Le 5 mai 2021 la transmission universelle du patrimoine à M. [H] [F], associé unique, a été publiée.
Après une vaine demande de résolution amiable du 18 février 2021, et une vaine assignation délivrée à la société de M. [F] le 27 mai 2021 devant le tribunal judiciaire d'Avignon, par exploit du 1er février 2022, Mme [Y] a assigné devant le tribunal de commerce de Montpellier M. [F] en responsabilité civile personnelle aux fins d'obtenir le paiement de dommages-intérêts.
Par jugement contradictoire du 7 février 2024, le tribunal de commerce de Montpellier a :
constaté la rupture du contrat d'agent commercial de Mme [G] [Y] ;
constaté que M. [H] [F] a commis volontairement une faute détachable de ses fonctions ;
jugé que Mme [G] [Y] n'a pas commis de faute grave ;
condamné M. [F] en sa qualité de liquidateur amiable de la société [F] Marketing au paiement de la somme de 29 784 euros au titre de l'indemnité de rupture du contrat d'agent commercial à Mme [Y];
condamné M. [F] au paiement de la somme 3 050 euros au titre des factures des mois de janvier 2021 et février 2021 de Mme [Y] ;
débouté Mme [Y] au titre de sa demande en dommages et intérêts pour préjudice économique et de sa demande au titre du préjudice moral ;
débouté M. [F] de sa demande reconventionnelle et de ses autres demandes ;
et l'a condamné à payer la somme de 1 500 euros au titre de l'article 700 du code de procédure civile ainsi qu'aux entiers dépens.
Par déclaration du 7 mars 2024, M. [H] [F] a relevé appel de ce jugement sauf en ce qu'il a débouté Mme [G] [Y] de ses demandes en dommages et intérêts pour préjudice économique et préjudice moral.
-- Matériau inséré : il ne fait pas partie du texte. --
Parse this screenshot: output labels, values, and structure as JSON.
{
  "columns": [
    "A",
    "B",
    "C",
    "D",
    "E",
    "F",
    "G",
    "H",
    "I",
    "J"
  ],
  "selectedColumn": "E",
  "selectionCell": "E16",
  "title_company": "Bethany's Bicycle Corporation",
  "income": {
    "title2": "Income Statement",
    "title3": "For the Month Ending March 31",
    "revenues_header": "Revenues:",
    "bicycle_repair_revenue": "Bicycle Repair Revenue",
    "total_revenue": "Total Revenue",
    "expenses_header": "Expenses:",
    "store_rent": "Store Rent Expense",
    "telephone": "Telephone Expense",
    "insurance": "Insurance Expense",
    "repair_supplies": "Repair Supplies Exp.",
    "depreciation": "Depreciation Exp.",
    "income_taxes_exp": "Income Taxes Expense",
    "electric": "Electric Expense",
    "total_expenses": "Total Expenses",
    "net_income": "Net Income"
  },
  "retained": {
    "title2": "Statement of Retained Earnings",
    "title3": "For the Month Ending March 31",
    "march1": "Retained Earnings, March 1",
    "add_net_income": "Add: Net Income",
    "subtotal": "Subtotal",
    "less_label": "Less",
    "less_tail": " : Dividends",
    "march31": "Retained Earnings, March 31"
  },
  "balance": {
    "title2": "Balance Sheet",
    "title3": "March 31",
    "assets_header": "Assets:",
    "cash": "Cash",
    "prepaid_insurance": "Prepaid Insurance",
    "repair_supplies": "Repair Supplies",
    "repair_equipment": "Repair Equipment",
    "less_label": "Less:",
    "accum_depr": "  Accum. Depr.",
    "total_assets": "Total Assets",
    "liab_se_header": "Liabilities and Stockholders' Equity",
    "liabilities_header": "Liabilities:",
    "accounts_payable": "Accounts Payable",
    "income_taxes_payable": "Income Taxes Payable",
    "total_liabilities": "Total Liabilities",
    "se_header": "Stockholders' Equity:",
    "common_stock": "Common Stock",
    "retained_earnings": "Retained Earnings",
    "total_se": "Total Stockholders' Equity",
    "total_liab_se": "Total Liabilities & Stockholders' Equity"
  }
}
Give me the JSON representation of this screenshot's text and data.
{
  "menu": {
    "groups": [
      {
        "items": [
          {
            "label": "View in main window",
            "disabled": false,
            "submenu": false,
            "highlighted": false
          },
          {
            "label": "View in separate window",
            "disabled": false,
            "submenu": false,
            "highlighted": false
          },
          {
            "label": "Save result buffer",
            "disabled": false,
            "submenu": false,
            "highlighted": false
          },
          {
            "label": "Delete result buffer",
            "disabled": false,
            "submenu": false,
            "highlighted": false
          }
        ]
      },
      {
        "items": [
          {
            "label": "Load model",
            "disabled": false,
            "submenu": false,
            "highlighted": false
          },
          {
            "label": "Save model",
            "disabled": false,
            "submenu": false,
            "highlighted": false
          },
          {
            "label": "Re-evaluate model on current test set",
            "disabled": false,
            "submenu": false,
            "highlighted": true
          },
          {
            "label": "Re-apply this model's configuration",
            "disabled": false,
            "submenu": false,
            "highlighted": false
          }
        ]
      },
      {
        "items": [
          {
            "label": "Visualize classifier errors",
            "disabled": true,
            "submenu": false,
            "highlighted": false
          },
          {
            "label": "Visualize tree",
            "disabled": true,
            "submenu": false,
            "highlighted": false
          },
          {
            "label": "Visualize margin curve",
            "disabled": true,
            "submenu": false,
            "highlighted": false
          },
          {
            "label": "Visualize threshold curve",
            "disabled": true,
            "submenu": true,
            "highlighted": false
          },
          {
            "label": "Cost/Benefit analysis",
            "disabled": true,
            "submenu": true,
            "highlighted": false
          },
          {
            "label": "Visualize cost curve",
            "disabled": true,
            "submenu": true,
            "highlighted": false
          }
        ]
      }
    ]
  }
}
Par conclusions du 15 novembre 2024, il demande à la cour, au visa des articles 1104, 1134 du code civil, des articles L. 134-4, L. 134-11, L. 134-12, L. 134-13, L. 223-22 du code de commerce, et de l'article 32-7 du code de procédure civile, de :
recevoir son appel et le déclarer bien fondé ;
infirmer le jugement sauf en ce qu'il a débouté Mme [G] [Y] de ses demandes en dommages et intérêts pour préjudice économique et pour préjudice moral ;
Statuant à nouveau,
juger qu'elle a commis une faute grave ; que la faute grave commise est exclusive du versement de l'indemnité de résiliation ; que la société [F] Marketing a respecté le délai de préavis contractuellement prévu ; et que la faute grave commise est exclusive du versement de l'indemnité de préavis ;
la débouter de l'ensemble de ses demandes ;
Sur l'appel incident,
la débouter de sa demande de paiement de la somme de 2 482 euros en réparation de son préjudice économique et de celle de 3 000 euros en réparation de son préjudice moral ;
En tout état de cause,
la débouter de sa demande de paiement de la somme de 3 500 euros au titre de l'article 700 du code de procédure civile ;
la condamner à lui payer la somme de 5 000 euros en réparation du préjudice occasionné par ses actions et demandes abusives ;
statuer sur ce que de droit sur l'application des dispositions de l'article 32-1 du code de procédure civile, s'agissant de l'amende civile ;
et la condamner à payer la somme de 3 000 euros au titre de l'article 700 du code de procédure civile ainsi qu'aux entiers dépens.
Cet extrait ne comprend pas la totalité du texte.